The group started meeting in June of 2016 and named themselves the YOung Men’s Discussion Association (YMDA). YMDA’s initial meeting was inspired by a group of young women and gender nonconforming youth: Youth Against Misogyny and Sexism (YAMS). YAMS formed three years ago out of inspiration to seek education on sexual assault prevention, gender issues, reproductive health and much more, education that they were not receiving in school. The YAMS created a space where they could not only learn about these topics but also safely and freely discuss these issues more openly and personally than they could in the classroom.
Occasionally, YAMS would host workshops that were open to male youth and the larger community. Routinely, the desire for cis-male allies was brought up by the members of YAMS. They believed that though many of their male classmates were good people, they did not have healthy models in our society to look up to or a safe space to question the unhealthy imagery that bombards them. The YAMS recognized that sexual assault affects us all and that in order to create a consent culture, young males must be involved in discussions and education on how to change the current culture. We encouraged the YAMS to express their thoughts and feelings with their male classmates on why it is so important to have male allies and how they could become one.
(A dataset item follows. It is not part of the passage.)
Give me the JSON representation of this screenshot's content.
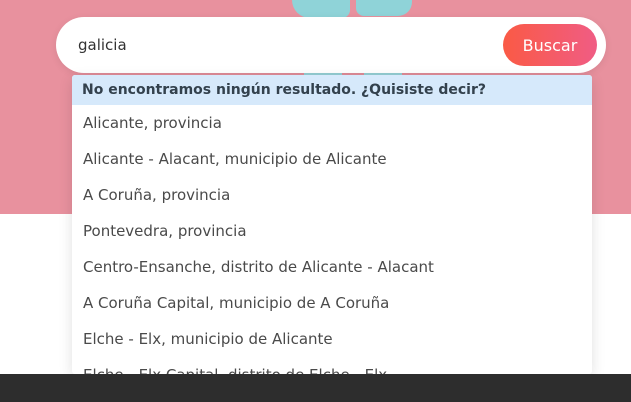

When male youth attended YAMS functions, the YAMS and our staff welcomed them and encouraged their questions and curiosity to explore topics. We let them know that if they wanted to form a group for young men, we were here to support them and that we wanted to nurture a space where young men are encouraged to be compassionate, emotional beings who have the power stand up as allies against sexual violence. One member of our staff was also engaging with youth of Athens City Schools through other school and community programs. This staff member utilized connections built at these events and promoted the idea to the students, faculty, and parents.
Eventually, one particularly motivated student organized other young men through an online poll to see when students were available. He set up time with us to use our cozy office lounge and organized with our male staff members to facilitate the group. Our building is conveniently located in the town center, so students can use school or public transit to access the location and parents can easily pick up or drop off their kids.
At the last YMDA meeting, they invited other genders to attend their discussion group. The week prior they had been discussing objectification of women and felt having peers to discuss it with would give them a better perspective. The adults who were facilitating were impressed by how openly the youth shared ideas and experiences and how comfortable they felt talking. When I asked one of the core members of YMDA what they have gained from these discussions they replied, “Self-perception, exposure to others’ views, a place where we can be open”. He expressed that he felt very comfortable having the group be mixed genders and looks forward to creating discussion spaces where all genders are included to gain perspective on various issues.